7. An image forming apparatus, comprising: a photoreceptor
configured to hold an image on a surface thereof; a charging device
configured to charge the surface of the photoreceptor; a developing
device configured to develop the image on the surface of the
photoreceptor with developer to form a visual image; a transfer
device configured to transfer the visual image formed on the
photoreceptor onto a recording medium; and a fixing device
configured to fix the transferred visual image onto the recording
medium, wherein the photoreceptor comprises the regenerated
photoreceptor according to claim 4.
8. An image forming apparatus, comprising: a photoreceptor
configured to hold an image on a surface thereof; a charging device
configured to charge the surface of the photoreceptor; a developing
device configured to develop the image on the surface of the
photoreceptor with developer to form a visual image; a transfer
device configured to transfer the visual image formed on the
photoreceptor onto a recording medium; and a fixing device
configured to fix the transferred visual image onto the recording
medium, wherein the photoreceptor comprises the regenerated
photoreceptor according to claim 5.
9. An image forming apparatus, comprising: a photoreceptor
configured to hold an image on a surface thereof; a charging device
configured to charge the surface of the photoreceptor; a developing
device configured to develop the image on the surface of the
photoreceptor with developer to form a visual image; a transfer
device configured to transfer the visual image formed on the
photoreceptor onto a recording medium; and a fixing device
configured to fix the transferred visual image onto the recording
medium, wherein the photoreceptor comprises the regenerated
photoreceptor according to claim 6.
10. The image forming apparatus according to claim 7, wherein the
photoreceptor and at least one of the charging device, the
developing device, and the transfer device are integrally
accommodated in an electrophotographic image forming process
cartridge.
11. The image forming apparatus according to claim 8, wherein the
photoreceptor and at least one of the charging device, the
developing device, and the transfer device are integrally
accommodated in an electrophotographic image forming process
cartridge.
12. The image forming apparatus according to claim 9, wherein the
photoreceptor and at least one of the charging device, the
developing device, and the transfer device are integrally
accommodated in an electrophotographic image forming process
cartridge.
13. A method of regenerating a photoreceptor for use in an image
forming apparatus, comprising: measuring a surface condition of a
used photoreceptor by a photoreceptor measuring device; setting
grinding conditions of a grinding member according to a measurement
value of the photoreceptor measuring device; and grinding a surface
of the used photoreceptor by the grinding member.

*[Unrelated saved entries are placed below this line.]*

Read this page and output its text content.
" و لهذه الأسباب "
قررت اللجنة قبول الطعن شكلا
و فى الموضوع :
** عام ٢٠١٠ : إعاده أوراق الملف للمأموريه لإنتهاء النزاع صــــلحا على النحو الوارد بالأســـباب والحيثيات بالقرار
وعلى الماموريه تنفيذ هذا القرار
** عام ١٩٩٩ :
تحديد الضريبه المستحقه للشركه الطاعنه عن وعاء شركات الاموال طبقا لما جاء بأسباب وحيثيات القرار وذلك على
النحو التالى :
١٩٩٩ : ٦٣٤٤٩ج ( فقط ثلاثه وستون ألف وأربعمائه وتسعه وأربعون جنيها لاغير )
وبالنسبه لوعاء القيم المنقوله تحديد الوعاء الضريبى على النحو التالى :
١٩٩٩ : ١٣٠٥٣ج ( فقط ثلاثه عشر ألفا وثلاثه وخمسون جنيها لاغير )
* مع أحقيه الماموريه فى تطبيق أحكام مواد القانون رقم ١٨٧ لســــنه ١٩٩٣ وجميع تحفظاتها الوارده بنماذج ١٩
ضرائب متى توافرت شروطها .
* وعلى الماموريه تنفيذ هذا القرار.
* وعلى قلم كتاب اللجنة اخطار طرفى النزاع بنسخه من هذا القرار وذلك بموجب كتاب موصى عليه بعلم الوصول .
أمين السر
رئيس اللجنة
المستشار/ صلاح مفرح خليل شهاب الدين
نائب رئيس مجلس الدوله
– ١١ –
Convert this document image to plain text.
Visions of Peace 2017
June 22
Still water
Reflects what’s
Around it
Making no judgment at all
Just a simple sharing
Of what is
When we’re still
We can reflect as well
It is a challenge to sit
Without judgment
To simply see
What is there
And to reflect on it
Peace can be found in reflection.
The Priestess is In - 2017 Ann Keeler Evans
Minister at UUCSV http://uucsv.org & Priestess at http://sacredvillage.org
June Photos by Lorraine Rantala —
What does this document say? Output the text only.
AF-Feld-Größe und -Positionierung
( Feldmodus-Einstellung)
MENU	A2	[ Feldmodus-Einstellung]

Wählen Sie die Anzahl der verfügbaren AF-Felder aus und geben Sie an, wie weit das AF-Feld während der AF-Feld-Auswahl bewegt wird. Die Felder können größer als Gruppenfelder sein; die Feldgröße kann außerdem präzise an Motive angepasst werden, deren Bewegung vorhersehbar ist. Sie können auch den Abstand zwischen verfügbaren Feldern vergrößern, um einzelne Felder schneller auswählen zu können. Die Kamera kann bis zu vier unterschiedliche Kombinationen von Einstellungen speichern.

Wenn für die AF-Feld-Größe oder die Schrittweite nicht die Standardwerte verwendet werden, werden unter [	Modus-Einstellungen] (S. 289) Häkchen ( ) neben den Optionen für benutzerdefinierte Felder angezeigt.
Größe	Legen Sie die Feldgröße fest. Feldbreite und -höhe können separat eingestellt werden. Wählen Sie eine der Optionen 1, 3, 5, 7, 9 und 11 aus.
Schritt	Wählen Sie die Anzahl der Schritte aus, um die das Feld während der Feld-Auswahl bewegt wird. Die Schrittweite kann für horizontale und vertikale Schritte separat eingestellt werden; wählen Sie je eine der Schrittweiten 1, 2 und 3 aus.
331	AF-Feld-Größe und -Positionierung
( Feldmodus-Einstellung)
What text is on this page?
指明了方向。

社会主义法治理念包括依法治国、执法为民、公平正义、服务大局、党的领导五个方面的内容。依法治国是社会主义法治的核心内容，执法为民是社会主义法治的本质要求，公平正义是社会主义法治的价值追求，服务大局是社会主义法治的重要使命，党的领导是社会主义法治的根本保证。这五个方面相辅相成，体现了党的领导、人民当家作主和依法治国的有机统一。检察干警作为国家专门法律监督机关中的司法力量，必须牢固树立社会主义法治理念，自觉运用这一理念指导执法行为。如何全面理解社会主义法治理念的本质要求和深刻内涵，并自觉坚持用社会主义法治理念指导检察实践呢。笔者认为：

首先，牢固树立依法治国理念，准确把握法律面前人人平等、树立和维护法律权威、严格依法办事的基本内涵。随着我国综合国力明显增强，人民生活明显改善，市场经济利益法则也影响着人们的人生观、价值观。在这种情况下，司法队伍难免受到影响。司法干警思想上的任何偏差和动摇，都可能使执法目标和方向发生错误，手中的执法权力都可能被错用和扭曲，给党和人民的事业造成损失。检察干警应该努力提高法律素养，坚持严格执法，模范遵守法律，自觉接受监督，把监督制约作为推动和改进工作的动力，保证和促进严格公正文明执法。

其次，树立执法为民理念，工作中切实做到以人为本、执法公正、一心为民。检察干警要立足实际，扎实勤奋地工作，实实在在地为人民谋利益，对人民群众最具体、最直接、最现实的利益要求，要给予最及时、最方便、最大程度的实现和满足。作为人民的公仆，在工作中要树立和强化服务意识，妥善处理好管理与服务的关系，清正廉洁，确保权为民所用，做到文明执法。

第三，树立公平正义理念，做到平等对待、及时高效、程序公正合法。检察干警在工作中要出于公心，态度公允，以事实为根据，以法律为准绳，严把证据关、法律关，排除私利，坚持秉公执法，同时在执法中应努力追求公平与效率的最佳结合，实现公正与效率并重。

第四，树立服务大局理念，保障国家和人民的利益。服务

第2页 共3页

14. The method according to claim 13, wherein the step of measuring
comprises measuring a surface roughness of the used photoreceptor,
and wherein the step of setting comprises setting grinding
conditions of the grinding member according to the surface
roughness of the used photoreceptor.
15. The method according to claim 13, wherein the step of measuring
comprises measuring a layer thickness of the used photoreceptor,
and wherein the step of setting comprises setting grinding
conditions of the grinding member according to the layer thickness
of the used photoreceptor.
16. A photoreceptor regenerating apparatus for regenerating a
photoreceptor for use in an image forming apparatus, comprising:
means for grinding a surface of a used photoreceptor; means for
measuring a surface condition of the used photoreceptor; and means
for setting grinding conditions of the means for grinding according
to a measurement value of the means for measuring.
17. A regenerated photoreceptor for an image forming apparatus,
comprising: a substrate; and a photosensitive layer located
overlying the substrate, wherein the photoreceptor is regenerated
by the method of regenerating according to claim 13.
18. A regenerated photoreceptor for an image forming apparatus,
comprising: a substrate; and a photosensitive layer located
overlying the substrate, wherein the photoreceptor is regenerated
by the method of regenerating according to claim 14.
19. A regenerated photoreceptor for an image forming apparatus,
comprising: a substrate; and a photosensitive layer located
overlying the substrate, wherein the photoreceptor is regenerated
by the method of regenerating according to claim 15.
Description
CROSS REFERENCE TO RELATED APPLICATIONS
[0001] This document claims priority and isrelated to Japanese
Patent Application No. 2001-083756 filed in the Japanese Patent
Office on Mar. 22, 2001, and Japanese Patent Application No.
2002-045321 filed in the Japanese Patent Office on Feb. 21, 2002,
the entire contents of which are incorporated herein by
reference.
BACKGROUND OF THE INVENTION
[0002] 1. Field of the Invention
[0003] The present invention relates to a photoreceptor
regenerating apparatus for regenerating a photoreceptor for use in
an image forming apparatus and to a method of regenerating a
photoreceptor.
[0004] 2. Discussion of the Background
[0005] Recently, demands for reuse and recycling of products have
increased in view of environmental protection and reduction of
waste. In an image forming apparatus such as a copying machine, a
printer, a facsimile machine, etc., recycling of a used main body,
a used image forming unit, and used parts has increased under law
enforcement.
[0006] As a number of copying or printing sheets increases, a
photosensitive layer of an electrophotographic photoreceptor
(hereinafter simply referred to as a photoreceptor) is abraded by a
cleaning blade in sliding contact with the photoreceptor and by the
developer on a developing roller. If a thickness of a remaining
portion of the photosensitive layer becomes less than a
predetermined value, charge leakage from a device, such as a
charging device, a transfer device, and a developing device to
which a bias voltage is applied, to the photoreceptor typically
occurs. The leakage to the photoreceptor results in deterioration
of image quality. Further, a photosensitive property of the
photoreceptor typically deteriorates, so that a good quality image
may not be obtained.
[0007] In addition, foreign substances, such as for example resin,
additives contained in toner for development, and a paper powder of
a transfer sheet, typically adhere to the surface of the
photoreceptor. Such the foreign substances adhered onto the surface
of the photoreceptor deteriorate a property of the photoreceptor
such as a photosensitive property and a surface property, thereby
resulting in an image failure such as a white line, a black line, a
white blank, or an uneven image.
[0008] An amount of abrasion of the photosensitive layer, an amount
of foreign substances adhered to the surface of the photoreceptor,
and a condition of adhesion vary depending on an environmental
condition and a mode in which the photoreceptor is used.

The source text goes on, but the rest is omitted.